Functional pharmacology of human prostanoid EP2 and EP4 receptors.

Prostanoid EP(2) and EP(4) receptor-mediated responses are difficult to distinguish pharmacologically because of the lack of potent, selective antagonists. We describe systematic agonist fingerprints for recombinant human prostanoid EP(2) and EP(4) receptors expressed in CHO and HEK293 cells, respectively. The rank orders of potency of endogenous prostaglandins were: prostanoid EP(2) receptors: prostaglandin E(2)>>prostaglandin D(2)=prostaglandin F(2alpha)>prostaglandin I(2); prostanoid EP(4) receptors: prostaglandin E(2)>>prostaglandin I(2)>prostaglandin D(2)=prostaglandin F(2alpha).
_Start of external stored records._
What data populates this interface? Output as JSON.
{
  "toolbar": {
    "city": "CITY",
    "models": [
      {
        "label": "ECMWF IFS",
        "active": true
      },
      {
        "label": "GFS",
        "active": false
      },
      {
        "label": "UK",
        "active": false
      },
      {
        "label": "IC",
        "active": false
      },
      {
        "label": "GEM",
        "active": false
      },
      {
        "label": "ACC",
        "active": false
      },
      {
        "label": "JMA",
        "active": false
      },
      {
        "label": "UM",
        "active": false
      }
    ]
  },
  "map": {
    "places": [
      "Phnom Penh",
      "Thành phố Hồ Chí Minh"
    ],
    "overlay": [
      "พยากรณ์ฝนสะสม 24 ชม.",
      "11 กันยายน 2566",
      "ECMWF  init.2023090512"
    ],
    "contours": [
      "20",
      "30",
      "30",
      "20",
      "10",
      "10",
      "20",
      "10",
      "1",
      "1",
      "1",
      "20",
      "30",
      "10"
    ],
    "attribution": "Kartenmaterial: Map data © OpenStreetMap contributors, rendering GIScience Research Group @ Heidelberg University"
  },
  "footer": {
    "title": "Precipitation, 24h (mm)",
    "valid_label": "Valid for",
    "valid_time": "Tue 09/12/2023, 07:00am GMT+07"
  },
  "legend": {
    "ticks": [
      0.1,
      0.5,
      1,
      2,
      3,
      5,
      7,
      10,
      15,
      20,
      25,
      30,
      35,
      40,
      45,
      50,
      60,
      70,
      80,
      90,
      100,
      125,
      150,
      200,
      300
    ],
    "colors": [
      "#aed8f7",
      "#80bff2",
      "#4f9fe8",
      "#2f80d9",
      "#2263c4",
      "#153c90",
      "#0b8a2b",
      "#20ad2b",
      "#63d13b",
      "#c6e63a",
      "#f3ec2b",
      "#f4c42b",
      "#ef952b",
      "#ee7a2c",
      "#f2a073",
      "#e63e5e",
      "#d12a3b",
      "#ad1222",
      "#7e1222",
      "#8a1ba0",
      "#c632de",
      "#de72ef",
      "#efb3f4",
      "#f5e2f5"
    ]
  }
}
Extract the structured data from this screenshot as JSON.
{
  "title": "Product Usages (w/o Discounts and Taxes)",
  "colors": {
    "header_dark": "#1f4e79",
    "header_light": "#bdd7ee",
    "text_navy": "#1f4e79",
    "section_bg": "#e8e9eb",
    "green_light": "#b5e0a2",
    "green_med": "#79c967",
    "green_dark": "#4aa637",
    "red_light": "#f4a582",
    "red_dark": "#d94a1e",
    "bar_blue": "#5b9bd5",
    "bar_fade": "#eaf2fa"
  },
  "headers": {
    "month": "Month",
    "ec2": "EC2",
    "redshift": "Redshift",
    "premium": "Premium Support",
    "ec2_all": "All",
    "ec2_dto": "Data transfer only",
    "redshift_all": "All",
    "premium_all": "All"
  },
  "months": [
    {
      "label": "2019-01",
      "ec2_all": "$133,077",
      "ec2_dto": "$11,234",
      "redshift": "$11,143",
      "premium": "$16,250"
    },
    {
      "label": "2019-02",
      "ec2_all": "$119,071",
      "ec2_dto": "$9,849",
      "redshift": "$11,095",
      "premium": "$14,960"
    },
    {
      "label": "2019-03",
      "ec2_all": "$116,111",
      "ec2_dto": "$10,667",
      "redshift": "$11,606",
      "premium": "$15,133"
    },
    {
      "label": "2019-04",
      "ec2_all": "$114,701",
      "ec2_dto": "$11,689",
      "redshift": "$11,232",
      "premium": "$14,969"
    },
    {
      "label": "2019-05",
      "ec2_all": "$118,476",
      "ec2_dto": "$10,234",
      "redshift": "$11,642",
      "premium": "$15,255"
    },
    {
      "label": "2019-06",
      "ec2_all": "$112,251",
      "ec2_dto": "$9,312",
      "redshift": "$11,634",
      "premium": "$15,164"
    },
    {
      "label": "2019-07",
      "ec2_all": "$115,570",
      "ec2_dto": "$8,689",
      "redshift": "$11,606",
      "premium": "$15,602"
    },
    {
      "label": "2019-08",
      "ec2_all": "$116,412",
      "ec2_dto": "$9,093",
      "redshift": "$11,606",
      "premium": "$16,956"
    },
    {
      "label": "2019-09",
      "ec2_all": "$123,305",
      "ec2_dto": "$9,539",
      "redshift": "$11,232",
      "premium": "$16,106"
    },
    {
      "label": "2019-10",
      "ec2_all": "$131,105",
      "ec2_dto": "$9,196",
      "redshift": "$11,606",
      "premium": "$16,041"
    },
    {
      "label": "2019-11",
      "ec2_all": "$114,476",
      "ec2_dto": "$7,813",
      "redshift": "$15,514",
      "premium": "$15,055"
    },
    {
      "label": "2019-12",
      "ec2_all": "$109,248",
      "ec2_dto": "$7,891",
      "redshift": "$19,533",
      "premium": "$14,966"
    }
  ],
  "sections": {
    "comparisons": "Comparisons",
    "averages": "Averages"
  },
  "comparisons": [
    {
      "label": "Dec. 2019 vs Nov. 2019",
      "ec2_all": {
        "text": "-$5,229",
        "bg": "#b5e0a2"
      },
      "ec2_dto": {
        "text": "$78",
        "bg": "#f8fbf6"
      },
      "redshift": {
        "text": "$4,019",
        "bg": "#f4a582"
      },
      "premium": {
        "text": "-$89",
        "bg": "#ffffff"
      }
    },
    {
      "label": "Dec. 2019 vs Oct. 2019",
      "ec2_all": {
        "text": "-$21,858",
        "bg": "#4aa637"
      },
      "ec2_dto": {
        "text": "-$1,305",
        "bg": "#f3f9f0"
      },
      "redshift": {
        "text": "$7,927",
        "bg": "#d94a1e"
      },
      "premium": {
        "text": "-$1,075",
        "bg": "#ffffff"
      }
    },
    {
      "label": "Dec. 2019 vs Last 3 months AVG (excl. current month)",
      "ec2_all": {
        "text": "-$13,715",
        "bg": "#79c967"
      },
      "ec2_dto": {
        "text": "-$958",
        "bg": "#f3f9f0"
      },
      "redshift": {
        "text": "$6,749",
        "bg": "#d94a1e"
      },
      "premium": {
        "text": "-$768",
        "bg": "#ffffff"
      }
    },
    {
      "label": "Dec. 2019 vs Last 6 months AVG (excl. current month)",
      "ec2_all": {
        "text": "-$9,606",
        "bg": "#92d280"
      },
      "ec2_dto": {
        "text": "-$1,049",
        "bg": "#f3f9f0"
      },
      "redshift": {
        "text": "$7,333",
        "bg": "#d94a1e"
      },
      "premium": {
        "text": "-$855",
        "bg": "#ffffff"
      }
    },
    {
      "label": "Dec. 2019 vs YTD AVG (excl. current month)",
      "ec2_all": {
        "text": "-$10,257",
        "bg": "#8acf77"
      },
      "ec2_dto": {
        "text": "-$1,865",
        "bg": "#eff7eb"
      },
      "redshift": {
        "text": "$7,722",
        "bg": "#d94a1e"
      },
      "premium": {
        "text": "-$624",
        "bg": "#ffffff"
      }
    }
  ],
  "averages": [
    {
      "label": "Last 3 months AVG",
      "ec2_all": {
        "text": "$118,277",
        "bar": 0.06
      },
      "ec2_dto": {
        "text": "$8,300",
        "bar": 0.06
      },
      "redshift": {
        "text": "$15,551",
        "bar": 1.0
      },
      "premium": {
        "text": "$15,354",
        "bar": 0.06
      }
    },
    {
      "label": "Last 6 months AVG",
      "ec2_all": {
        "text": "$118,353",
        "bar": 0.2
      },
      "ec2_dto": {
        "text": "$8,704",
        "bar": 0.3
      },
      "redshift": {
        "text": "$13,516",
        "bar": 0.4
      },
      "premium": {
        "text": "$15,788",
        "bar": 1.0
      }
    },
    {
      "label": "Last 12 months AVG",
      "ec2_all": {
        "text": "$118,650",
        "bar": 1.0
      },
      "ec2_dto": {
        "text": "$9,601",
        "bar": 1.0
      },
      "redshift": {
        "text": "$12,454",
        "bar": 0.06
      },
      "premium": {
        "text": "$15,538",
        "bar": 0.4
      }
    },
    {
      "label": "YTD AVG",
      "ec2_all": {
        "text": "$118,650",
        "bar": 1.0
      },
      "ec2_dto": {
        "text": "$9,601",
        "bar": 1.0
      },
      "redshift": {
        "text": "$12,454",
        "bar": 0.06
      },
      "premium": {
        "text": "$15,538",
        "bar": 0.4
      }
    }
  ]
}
Butaprost free acid (9-oxo-11alpha,16R-dihydroxy-17-cyclobutyl-prost-13E-en-1-oic acid) behaved as a highly selective partial agonist at prostanoid EP(2) receptors while butaprost methyl ester elicited small, low potency responses. The prostanoid EP(1) and EP(3) receptor agonists misoprostol (9-oxo-11alpha,16-dihydroxy-16-methyl-prost-13E-en-1-oic acid, methyl ester), sulprostone (N-(methylsulphonyl)-9-oxo-11alpha,15R-dihydroxy-16-phenoxy-17,18,19,20-tetranor-prosta-5Z,13E-dien-1-amide), and GR63799X ([1R-[1alpha(Z),2beta(R*),3alpha]-(-)-4-benzoylamino)phenyl-7-[3-hydroxy-3-phenoxy-propoxy)-5-oxocyclopentyl]-4-heptenoate), and the prostanoid DP receptor agonist BW245C ((4S)-(3-[(3R,S)-3-cyclohexyl-3-hydropropyl]-2,5-dioxo)-4-imidazolidineheptanoic acid), activated both prostanoid EP(2) and EP(4) receptors. Prostaglandin I(2), iloprost (6,9alpha-methylene-11alpha,15S-dihydroxy-16-methyl-prosta-5E,13E-dien-18-yn-1-oic acid, trometamol salt) and cicaprost (5-[(E)-(1S, 5S, 6S, 7R)-7-hydroxy-6-[(3S, 4S)-3-hydroxy-4-methylnona-1,6-diinyl]-bicyclo[3.3.0]octan-3-yliden]-3-oxapentanoic acid; ZK96480) were full agonists at prostanoid EP(4) receptors. Key differentiating agonists are: butaprost FA, 16,16-dimethyl-prostaglandin E(2), 19-(R)-hydroxy prostaglandin E(2), misoprostol, BW245C, prostaglandin F(2alpha) and prostaglandin D(2).